The Economic Coordination Committee (ECC) of the cabinet could not make a decision on an increase in the price of gas being supplied to six fertiliser plants by Mari Petroleum Company Limited (MPCL). The indecisiveness by Finance Minister Dr Shamshad Akhtar-led cabinet committee may cost the company Rs17 billion in the current fiscal year.

“The ECC directed the Ministry of Energy to continue the supply of gas to all fertiliser plants to ensure sufficient supply of fertiliser in the market,” said the Ministry of Finance in a statement. The ECC made the decision about extending the supply of subsidised gas to two urea plants on the instructions of the apex committee of the Special Investment Facilitation Council (SIFC).

SIFC, in its fifth meeting, had directed the Ministry of Industries to ensure the uninterrupted supply of gas to two fertiliser manufacturing companies using the system gas of SNGPL till March 2024 for import substitution.

The extension will help lower the import of fertiliser by 300,000 tons, still leaving an anticipated shortfall of 200,000 tons for the Rabi sowing season 2023-24.

The finance ministry’s statement was silent on the subsidy that would be required to provide cheaper gas and whether any decision was made for the import of 200,000 tons of urea to fill the gap.

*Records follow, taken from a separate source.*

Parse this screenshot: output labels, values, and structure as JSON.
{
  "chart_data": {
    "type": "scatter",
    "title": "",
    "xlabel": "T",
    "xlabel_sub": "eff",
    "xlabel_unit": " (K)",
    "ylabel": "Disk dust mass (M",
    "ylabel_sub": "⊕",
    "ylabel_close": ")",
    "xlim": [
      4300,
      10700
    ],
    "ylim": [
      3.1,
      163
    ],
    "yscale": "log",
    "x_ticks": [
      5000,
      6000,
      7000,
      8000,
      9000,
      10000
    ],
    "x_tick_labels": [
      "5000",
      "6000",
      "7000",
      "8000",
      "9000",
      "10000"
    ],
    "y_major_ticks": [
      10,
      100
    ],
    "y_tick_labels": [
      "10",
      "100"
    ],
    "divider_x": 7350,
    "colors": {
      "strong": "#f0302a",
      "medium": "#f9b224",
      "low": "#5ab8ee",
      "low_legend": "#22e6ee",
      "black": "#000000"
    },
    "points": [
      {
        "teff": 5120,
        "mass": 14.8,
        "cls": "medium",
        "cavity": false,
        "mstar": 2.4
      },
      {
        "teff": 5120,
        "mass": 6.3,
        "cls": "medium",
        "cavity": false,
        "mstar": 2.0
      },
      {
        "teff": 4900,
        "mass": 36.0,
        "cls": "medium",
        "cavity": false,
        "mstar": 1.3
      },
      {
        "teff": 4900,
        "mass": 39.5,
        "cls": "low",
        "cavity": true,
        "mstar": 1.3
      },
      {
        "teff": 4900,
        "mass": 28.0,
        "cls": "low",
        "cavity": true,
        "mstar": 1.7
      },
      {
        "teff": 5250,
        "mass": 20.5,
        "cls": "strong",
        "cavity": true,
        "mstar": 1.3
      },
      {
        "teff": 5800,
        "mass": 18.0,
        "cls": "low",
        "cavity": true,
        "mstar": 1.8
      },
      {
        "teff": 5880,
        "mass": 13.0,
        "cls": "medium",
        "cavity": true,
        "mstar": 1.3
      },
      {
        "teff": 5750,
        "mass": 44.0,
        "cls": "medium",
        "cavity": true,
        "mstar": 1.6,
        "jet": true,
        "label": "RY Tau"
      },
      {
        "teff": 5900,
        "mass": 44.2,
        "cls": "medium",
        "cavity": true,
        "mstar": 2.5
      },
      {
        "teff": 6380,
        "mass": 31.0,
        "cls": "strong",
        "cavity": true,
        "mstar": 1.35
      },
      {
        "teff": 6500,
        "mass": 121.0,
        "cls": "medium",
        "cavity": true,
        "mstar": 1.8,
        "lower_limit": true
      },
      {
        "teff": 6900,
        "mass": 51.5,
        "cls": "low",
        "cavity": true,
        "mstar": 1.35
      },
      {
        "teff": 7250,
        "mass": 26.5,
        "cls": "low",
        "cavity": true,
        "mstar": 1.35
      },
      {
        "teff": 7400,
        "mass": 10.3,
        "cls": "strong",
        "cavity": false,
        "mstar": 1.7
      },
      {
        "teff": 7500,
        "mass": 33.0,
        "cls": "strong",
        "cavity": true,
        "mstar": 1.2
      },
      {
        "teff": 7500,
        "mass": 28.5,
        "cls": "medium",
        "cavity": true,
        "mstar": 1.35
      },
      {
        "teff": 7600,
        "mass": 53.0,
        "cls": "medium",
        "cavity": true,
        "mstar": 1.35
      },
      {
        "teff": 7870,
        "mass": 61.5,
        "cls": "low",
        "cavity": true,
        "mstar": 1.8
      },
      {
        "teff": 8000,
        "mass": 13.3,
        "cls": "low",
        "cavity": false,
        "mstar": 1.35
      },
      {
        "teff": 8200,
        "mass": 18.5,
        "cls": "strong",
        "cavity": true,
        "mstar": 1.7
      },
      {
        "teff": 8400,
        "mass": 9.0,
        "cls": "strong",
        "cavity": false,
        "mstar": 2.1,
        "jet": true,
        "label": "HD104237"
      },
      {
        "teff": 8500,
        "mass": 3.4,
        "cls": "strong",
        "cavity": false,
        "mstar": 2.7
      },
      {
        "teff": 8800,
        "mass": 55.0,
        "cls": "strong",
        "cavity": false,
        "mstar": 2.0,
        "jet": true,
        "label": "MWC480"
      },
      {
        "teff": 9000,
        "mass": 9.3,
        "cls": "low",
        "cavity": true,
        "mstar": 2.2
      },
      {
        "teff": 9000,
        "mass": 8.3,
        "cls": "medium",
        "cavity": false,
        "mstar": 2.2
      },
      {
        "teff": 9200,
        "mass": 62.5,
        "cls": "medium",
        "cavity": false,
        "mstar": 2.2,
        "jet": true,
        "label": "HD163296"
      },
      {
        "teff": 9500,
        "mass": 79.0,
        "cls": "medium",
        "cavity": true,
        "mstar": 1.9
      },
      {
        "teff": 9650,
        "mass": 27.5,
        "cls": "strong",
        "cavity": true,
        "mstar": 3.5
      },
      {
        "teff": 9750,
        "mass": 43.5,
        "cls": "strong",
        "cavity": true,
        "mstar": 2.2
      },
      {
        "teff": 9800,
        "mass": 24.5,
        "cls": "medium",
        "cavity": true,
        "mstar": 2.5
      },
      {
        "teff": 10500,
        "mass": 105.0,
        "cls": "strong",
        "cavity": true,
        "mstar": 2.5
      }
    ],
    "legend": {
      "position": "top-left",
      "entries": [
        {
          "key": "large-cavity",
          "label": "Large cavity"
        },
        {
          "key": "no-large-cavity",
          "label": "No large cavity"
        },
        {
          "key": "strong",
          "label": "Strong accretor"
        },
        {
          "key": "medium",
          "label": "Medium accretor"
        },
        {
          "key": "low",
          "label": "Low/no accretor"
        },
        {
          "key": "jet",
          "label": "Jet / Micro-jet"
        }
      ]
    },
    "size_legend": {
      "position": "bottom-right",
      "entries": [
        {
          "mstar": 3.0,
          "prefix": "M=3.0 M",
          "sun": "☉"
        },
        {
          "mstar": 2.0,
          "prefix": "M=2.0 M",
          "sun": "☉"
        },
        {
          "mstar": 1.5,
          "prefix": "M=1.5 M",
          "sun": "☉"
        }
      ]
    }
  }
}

The ministry stated that the ECC decided to constitute an inter-ministerial committee with representation from the ministries of finance, planning, commerce, food security, industries, power and energy, which would come up with recommendations for the allocation and pricing of gas for the fertiliser industry.

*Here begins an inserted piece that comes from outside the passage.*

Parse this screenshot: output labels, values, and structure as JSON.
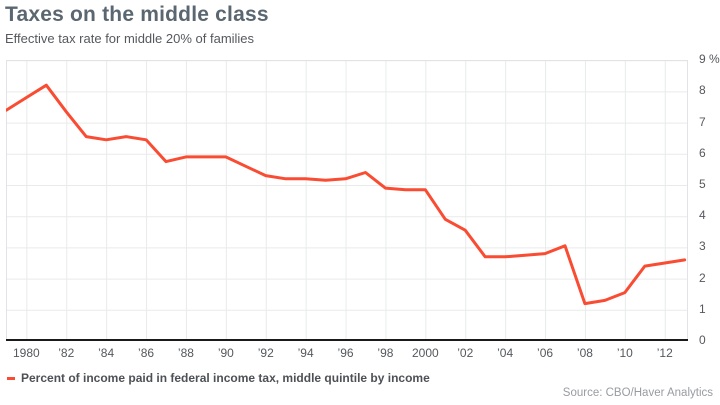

It decided to extend the subsidised gas supply to Fatima Fertiliser, Sheikhupura, and Agritech till March 31, 2024.

There was an anticipated shortfall of 500,000 tons of fertiliser for wheat crop sowing in case supplies were disconnected in winter, according to officials of the Ministry of National Food Security.

A summary was also tabled for an increase in gas prices for the six fertiliser plants that were getting gas from MPCL. It had been proposed that the price of feedstock may be increased from Rs302 per mmbtu to Rs580, a rise of 92%.

Similarly, there was a proposal to increase the fuel stock gas price from Rs1,025 per mmbtu to Rs1,580, a hike of 54%.

The six plants included four plants of Fauji Fertiliser and Fatima Fertiliser.

The ECC was informed that the delay in decision on increasing gas prices would result in a Rs17 billion loss to the company during the current fiscal year in the shape of negative differential margins. The proposed increase would have resulted in a rise of Rs500 per bag in urea prices.

The Ministry of Finance did not respond to the question on whether the ECC decided to import 200,000 tons of fertiliser. It also did not respond to the question regarding the subsidy needed to continue supplies till March next year.

The ministry’s statement said that the ECC discussed and reviewed the performance and trends of key economic indicators including the Consumer Price Index (CPI) of various essential items presented by the Ministry of Planning, Development and Special Initiatives.

The ECC decided to constitute a core group comprising the secretary planning, commerce, food security and industry with the mandate to present concrete proposals for monitoring and advising the ECC on prices of essential commodities as well as maintaining the stocks of strategic products. The ECC also discussed in detail the first-ever telecom infrastructure sharing framework and approved it.

Published in The Express Tribune, October 4th, 2023.